The Women's suffrage in Sri Lanka has a protracted history comparably with such of Britain and America. In the Past, The women in Sri Lanka had the right of doing every legal procedures deserved by the law through which every facet of governing bodies burgeoned. For example, there were Parumakas[1](suburban male-chieftains) and Parumakalus(suburban women-chieftains) in pre-history which lubricated the integration of power into a one king's hand later(Mahasammatha). But in latter days too, there were figures who threaped to have the rights of humans conserved in Ceylon. Though many unfortunately did talk for men's rights and minority of them talked for women, The 20th century became a blooming-boom for the movement to revitalize the human suffrage of men and mostly of neglected women.

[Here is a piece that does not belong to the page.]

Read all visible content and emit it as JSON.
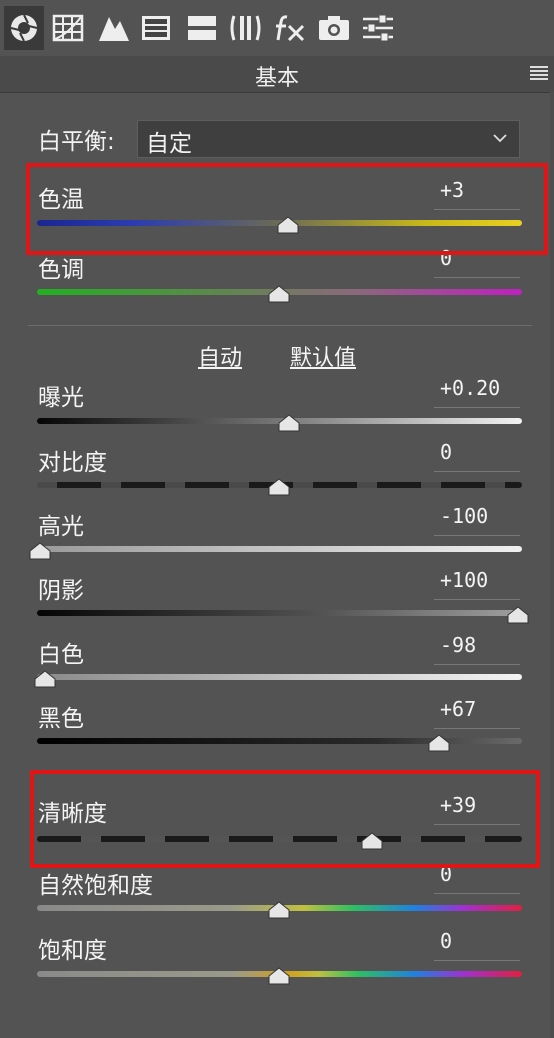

Agnes De Silva was one of the leading feminist figures in the women's suffrage movement who talked against the racial imparities in Ceylon which deterred women of utilizing their enfranchisement rights. De Silva acted as the Secretary of Ceylon Franchise Union which was established in 1927. She pursued activism to get franchise rights for women and to lead an organized delegation of women members of the Franchise Union to present their case at the 1928 Donoughmare Commission on Constitutional Reform which the then British Government had constituted. The reforms she introduced later became a part of new constitution established in 1931. After the new constitution came into force the adult franchise was extended to women above the age of 21, to vote irrespective of their educational status.[2]
The subsection 12.(1) of the Sri Lankan constitution guarantees equality before the law and equal protection of the law to all citizens. Subsection 12.(2) further states that "no citizen shall be discriminated against on the grounds of race, religion, language, caste, sex, political opinion [or] place of birth ..." (Cooray Sept. 1989, 12[3]).
References
- ^ NICHOLAS, C. W. (1952). "Texts of the Brāhmī Inscriptions in the Ruhuṇa National Park". The Journal of the Ceylon Branch of the Royal Asiatic Society of Great Britain & Ireland. 2 (2): 126–140. ISSN 0304-2235. JSTOR 45377308.
- ^ Rappaport, Helen (2001). Encyclopedia of Women Social Reformers. ABC-CLIO. ISBN 978-1-57607-101-4.
- ^ Simmonds, K. R. (January 1974). "Constitutions of the Countries of the World. Edited and annotated by Gisbert H. Flanz and Albert P. Blaustein. [Dobbs Ferry, New York: Oceana Publications Inc.1971. Sectional Pagination in loose-leaf binder. $69.00 net per volume.]". International and Comparative Law Quarterly. 23 (1): 208–209. doi:10.1093/iclqaj/23.1.208-a. ISSN 0020-5893.